25 years later, there’s no doubt this film is cheesy to the extreme with a sprinkling of pepperoni on top for good measure. Everything about this “epic” fantasy action-adventure probably would make today’s youth cringe from the acting from Dolph Lundgren, the half-assed story and the subpar visual effects even for that era; some elements were just as bad as Cannon’s Superman IV: The Quest for Peace. Good news is Masters is actually a better, more aptly made motion picture.

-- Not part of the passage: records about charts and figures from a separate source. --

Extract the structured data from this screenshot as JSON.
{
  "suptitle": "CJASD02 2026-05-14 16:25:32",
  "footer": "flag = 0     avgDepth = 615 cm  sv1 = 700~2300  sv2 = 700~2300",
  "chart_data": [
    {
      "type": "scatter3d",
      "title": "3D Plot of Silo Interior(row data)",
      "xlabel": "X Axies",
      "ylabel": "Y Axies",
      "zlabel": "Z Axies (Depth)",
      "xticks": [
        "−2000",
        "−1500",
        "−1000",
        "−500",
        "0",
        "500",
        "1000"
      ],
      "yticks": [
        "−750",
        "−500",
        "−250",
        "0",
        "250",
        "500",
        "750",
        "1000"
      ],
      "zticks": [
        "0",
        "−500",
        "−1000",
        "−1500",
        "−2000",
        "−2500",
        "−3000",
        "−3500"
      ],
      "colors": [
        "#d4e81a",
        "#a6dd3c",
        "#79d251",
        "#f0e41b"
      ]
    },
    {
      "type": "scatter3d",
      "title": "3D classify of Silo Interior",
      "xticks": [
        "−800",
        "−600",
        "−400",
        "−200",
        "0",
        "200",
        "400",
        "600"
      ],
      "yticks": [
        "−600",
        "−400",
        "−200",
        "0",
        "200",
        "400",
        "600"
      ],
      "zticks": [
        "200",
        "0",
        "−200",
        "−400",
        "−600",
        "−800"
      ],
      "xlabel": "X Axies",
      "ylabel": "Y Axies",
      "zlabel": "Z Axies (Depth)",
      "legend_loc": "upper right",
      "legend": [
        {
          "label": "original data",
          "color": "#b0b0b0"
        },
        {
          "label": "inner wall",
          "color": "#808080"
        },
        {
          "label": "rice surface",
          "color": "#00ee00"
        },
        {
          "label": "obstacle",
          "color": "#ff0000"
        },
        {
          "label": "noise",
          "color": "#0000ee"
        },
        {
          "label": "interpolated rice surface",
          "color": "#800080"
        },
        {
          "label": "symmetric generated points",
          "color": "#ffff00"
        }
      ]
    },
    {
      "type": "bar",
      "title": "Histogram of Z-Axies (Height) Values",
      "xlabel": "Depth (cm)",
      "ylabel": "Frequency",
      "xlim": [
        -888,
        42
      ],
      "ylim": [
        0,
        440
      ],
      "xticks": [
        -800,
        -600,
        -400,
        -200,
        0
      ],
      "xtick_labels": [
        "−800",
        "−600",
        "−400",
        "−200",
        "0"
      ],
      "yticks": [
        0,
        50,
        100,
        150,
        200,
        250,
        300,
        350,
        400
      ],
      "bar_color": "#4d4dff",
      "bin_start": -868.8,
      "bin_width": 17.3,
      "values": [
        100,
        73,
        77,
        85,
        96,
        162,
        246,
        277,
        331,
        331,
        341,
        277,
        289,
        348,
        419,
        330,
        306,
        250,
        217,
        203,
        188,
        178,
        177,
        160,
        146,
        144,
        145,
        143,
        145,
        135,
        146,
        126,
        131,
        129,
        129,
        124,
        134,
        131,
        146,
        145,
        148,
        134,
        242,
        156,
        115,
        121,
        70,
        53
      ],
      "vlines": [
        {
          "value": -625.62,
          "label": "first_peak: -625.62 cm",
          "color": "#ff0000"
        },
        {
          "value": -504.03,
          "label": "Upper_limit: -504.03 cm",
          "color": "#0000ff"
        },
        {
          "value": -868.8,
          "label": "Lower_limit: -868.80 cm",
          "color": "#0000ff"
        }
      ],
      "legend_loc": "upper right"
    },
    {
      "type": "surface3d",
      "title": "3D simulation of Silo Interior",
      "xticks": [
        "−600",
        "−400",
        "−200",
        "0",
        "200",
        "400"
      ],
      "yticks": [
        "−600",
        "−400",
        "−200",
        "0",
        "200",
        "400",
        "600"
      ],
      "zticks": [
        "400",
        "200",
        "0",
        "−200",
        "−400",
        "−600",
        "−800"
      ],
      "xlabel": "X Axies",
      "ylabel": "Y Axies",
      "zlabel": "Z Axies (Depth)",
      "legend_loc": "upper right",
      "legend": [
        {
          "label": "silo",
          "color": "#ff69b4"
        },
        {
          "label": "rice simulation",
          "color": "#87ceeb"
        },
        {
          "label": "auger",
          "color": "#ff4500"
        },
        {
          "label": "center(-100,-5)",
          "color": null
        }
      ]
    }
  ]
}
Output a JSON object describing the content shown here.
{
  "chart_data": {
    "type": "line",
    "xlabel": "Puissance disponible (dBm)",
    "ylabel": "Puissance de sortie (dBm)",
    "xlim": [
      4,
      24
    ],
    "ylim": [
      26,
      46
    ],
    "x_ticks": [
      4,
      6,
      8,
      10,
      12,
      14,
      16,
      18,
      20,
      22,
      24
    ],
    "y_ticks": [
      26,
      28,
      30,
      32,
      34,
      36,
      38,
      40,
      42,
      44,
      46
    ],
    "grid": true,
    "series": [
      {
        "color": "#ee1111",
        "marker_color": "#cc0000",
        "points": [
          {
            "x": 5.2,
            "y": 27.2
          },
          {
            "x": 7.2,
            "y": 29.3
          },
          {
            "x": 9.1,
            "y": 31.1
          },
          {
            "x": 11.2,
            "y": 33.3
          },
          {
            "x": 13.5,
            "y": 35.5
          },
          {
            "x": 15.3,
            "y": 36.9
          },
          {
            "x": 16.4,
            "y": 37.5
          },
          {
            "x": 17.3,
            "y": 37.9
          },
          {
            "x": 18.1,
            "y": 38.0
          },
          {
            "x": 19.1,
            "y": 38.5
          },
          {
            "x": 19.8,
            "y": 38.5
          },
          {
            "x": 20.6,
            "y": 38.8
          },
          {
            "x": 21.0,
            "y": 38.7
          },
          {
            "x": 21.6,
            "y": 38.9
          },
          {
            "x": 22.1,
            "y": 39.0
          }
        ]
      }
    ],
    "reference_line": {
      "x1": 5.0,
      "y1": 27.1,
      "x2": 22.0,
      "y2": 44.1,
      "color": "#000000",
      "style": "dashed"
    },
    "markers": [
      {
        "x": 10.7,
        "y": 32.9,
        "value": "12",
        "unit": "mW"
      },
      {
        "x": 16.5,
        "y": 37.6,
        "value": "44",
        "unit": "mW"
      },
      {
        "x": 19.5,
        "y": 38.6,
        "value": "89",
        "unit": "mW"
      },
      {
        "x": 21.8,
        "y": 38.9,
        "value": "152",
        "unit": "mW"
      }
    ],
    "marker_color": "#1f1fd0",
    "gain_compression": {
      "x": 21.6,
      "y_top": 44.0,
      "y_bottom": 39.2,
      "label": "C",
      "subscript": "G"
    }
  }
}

On the positive side going for the film: Director Gary Goddard, making his feature debut, though he hasn’t directed any other feature films since making his career in the writing realm. However, what Goddard accomplished bringing such a, well, unique entity into the live action territory, is nothing short of amazing. Yes, the costumes are silly and I’m not sure how the story exactly stacks up with 1983 television series, but he did an notable job, all things considered.
The other great aspect to this film is the hammy but oh so good performance from a make-up/prosthetic heavy, unrecognizable Frank Langella, who chews up the scenery like a raw piece of steak. It’s certainly laughable but oh so much fun to watch each and every scene he was in, it’s only a shame He-Man was the main character as I would’ve much preferred to have followed Skeletor’s evil journey.
I suspect much of the love for Masters of the Universe possibly comes from those in their 30s with nostalgic memories for the film. Is it a good film? Absolutely not. Is it a competently made movie with regards to the source material? I’d say there’s a good amount of debate to say it was. Personally, I’m not sure if I’ll revisit the film any time soon, but I understand the passion it has from so many fans.
SPECIAL FEATURES – 1.25/5
The disc includes a Feature Commentary by Director Gary Goddard and the Theatrical Trailer (1:42). Goddard’s commentary is alright as far as solo tracks providing behind-the-scenes anecdotes and how some scenes were shot, although he does do a fair amount of screen narrating.
VIDEO – 3.75/5
Masters of the Universe makes its Blu-ray debut with an average 1080p high-definition transfer. Presented with a 1.78 widescreen transfer, the film doesn’t exactly pop off the screen, but given the age, the picture is nicely cleaned up. The detail levels are sufficient enough and probably better than its DVD counterpart but it also highlights the cheap visual effects which certainly don’t look the best. Even so, this video transfer should impress fans of the movie.
AUDIO – 3.5/5
Not surprising, but the disc merely has a DTS-HD Master Audio Stereo track and for the most part is adequate but hardly overly impressive. It’s a bit more dynamic compared with the DVD’s Dolby Digital 2.0, and with the various action scenes, it does come across better as does the dialogue levels.
OVERALL – 2.5/5
Overall, Masters of the Universe is a silly movie that seems to be better regarded today than it was back in 1987. The visual effects at times is lame, the acting fairly substandard save for Frank Langella and the story is fairly thin, though given the source material (a toy line and cartoon series), one has to give credit to the writer for doing his best. Having said all that, there’s little doubt this is at least a fun flick to watch every couple of years. It’s a cheesy picture that doesn’t take itself overly seriously.
The Blu-ray is OK with good or adequate video/audio transfers but drops the ball in the features; since it is a cheap catalogue release, it’s not surprising there wasn’t anything new included.